To be clear, I'm arguing that the shot data you posted from Deathstroke does not prove what it claims to prove and that everyone should reject the idea that there is a universal rule in hockey that fewer shots against necessarily means a lower save percentage and higher shots against means a higher save percentage. At various times in league history there has been some sort of observed relationship between shots against and save percentage, but it has mostly been negative (i.e. fewer shots against means a higher save percentage, more shots against means a lower save percentage). And even in periods where we see some sort of correlation, there is still plenty of individual variation between teams.
Just for completeness' sake, in case anybody cares (and also since I haven't seen a full rebuttal on this subforum yet to the incorrect idea that save percentage is significantly positively impacted by shots faced), there are two other factors that also help explain the high-shot/low-shot games observance: Scorer bias and score effects.
Shot counting is subjective, so for every NHL game there is an officially recorded shot total and a "true" shot total, i.e. the shot total that would be recorded if some superhumanly consistent shot counter rated every game by the exact same standard. Assuming a basic normal distribution, simple Bayesian reasoning would conclude that the farther we get away from average, the more likely it is that the "true" shot count diverges from the recorded one.
For example, everyone knows about the six shot game Toronto had in the playoffs against New Jersey in 2000. Toronto players at the time argued at the time that they had a lot more shots than that (Garry Valk was quoted as saying they had
"13 or 14"). It is entirely reasonable to expect that there was something weird going on with that official scorer since six is such an extreme outlier given what we know about single game shot distributions in the NHL. The same logic applies to a 55 shot game, except in the other direction. Maybe it was only a "true" 52 shot game, but the goalie got credit for three extra stops during the many flurries around his crease that would have happened in such a game. In most games scorer bias is not a big deal, but for outliers it can absolutely have an impact, especially if you are looking at the ends of the distribution, particularly the very low shot games where the effect works to reduce recorded save percentages. The best way to deal with scorer bias though is not to focus on shots against bins, but to screen it out in other ways by analyzing all shots and saves for each rink separately and making appropriate adjustments to the numbers from each location, which will deal with the problem automatically.
Teams also play to the score, which means that teams in the lead tend to take fewer shots and teams that are behind tend to take more. Over the past three seasons, according to Natural Stat Trick, teams averaged 33.3 SF/60 when trailing and 27.2 SF/60 when leading in all situations. For the sake of comparison, the top team in the league (Pittsburgh) was at 33.3 SF/60 over that period and the bottom team (New Jersey) was at 27.6, showing that the score-based spread was actually greater than the observed spread based on team talent. What this means is that when a goalie is hot and his team is winning, he will tend to face even more shots than normal, while when a goalie starts poorly and his team falls behind, he might not get to face as many shots over the rest of the game to even out his performance. In other words, sometimes a goalie faces 30+ shots
because he has a high save percentage, rather than the other way around.

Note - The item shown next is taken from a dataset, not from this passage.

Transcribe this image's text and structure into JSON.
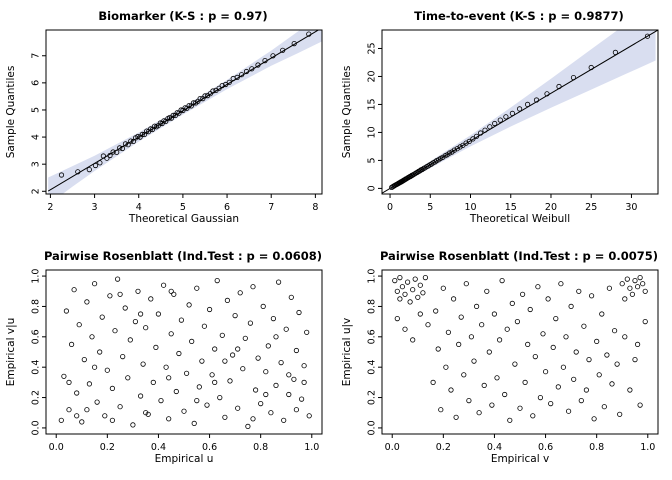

You might expect that goalies who faced 20 shots or fewer over a full game must have had a much better win/loss record than goalies who faced 40+, but that's not actually the case. Over the same past three seasons, if you look at goalies who played at least 55 minutes but faced
20 shots or fewer, their collective win/loss record is just 204-152-21 (.569). For the
40+ shots against group, the collective record is 340-153-130 (.650). That's score effects in action, and therefore it shouldn't be surprising to see that one bin has better results than another save percentage-wise given the difference in the overall win percentage.
The last point of evidence in my argument that this is merely a case of cherry-picking a biased sample is that the high-shot/low-shot relationship appears to be true for every goalie in history. There are few things that are true for every goalie in history, because there has been a huge variance in terms of team systems and defensive abilities over the years.
There have been many great defensive teams that allowed relatively few shots against (many different editions of the Montreal Canadiens come to mind), but there have also been great defensive teams that allowed a surprisingly high number of shots against (the 1960s Toronto Maple Leafs, for example, or the 1980s New York Islanders). There have been low-shot teams with great save percentages and low-shot teams with mediocre save percentages, basically every combination possible. This is a big part of the reason why we don't see obvious patterns in the data, and why each goalie/team case needs to be assessed on an individual basis when trying to determine how much of an impact the team had defensively. If something is true for every goalie in history, then it's pretty clearly something that falls in the same category as the example of goalies always playing better in wins than they do in losses, i.e. merely the case of a biased subsample that doesn't give any particularly useful information when you look at aggregate results.